A stable domain specific language (DSL) for defining and managing data processing pipelines and workflow engines.
Project description
Highway DSL
Highway DSL is a Python-based domain-specific language for defining complex workflows in a clear, concise, and fluent manner.
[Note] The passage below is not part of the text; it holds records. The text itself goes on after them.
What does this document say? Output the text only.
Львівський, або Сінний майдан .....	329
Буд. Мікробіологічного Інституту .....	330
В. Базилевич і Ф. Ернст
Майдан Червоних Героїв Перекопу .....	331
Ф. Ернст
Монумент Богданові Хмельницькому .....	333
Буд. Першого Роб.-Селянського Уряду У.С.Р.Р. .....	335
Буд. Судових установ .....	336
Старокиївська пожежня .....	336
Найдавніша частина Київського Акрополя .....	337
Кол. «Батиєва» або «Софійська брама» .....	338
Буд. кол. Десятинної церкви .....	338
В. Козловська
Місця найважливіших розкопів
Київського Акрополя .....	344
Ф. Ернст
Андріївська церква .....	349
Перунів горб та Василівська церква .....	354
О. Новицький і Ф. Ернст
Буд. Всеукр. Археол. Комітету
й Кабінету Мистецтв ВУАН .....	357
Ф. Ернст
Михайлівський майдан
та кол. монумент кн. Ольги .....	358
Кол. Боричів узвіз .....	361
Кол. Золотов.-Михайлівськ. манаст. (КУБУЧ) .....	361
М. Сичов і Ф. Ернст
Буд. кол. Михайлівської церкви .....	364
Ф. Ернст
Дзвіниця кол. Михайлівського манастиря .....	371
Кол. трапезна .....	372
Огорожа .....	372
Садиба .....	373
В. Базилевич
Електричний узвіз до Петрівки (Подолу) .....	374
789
It is part of the larger Highway project, an advanced workflow engine capable of running complex DAG-based workflows.
Version 1.3.0 - Critical Fixes & Enhancements
This release includes critical bug fixes, validation improvements, and developer experience enhancements:
New Features & Fixes
1. Universal Result Storage
All operators can now store results in workflow context (not just TaskOperator):
# Now works for all operator types
builder.wait("sleep_5s", wait_for=Duration.seconds(5), result_key="sleep_result")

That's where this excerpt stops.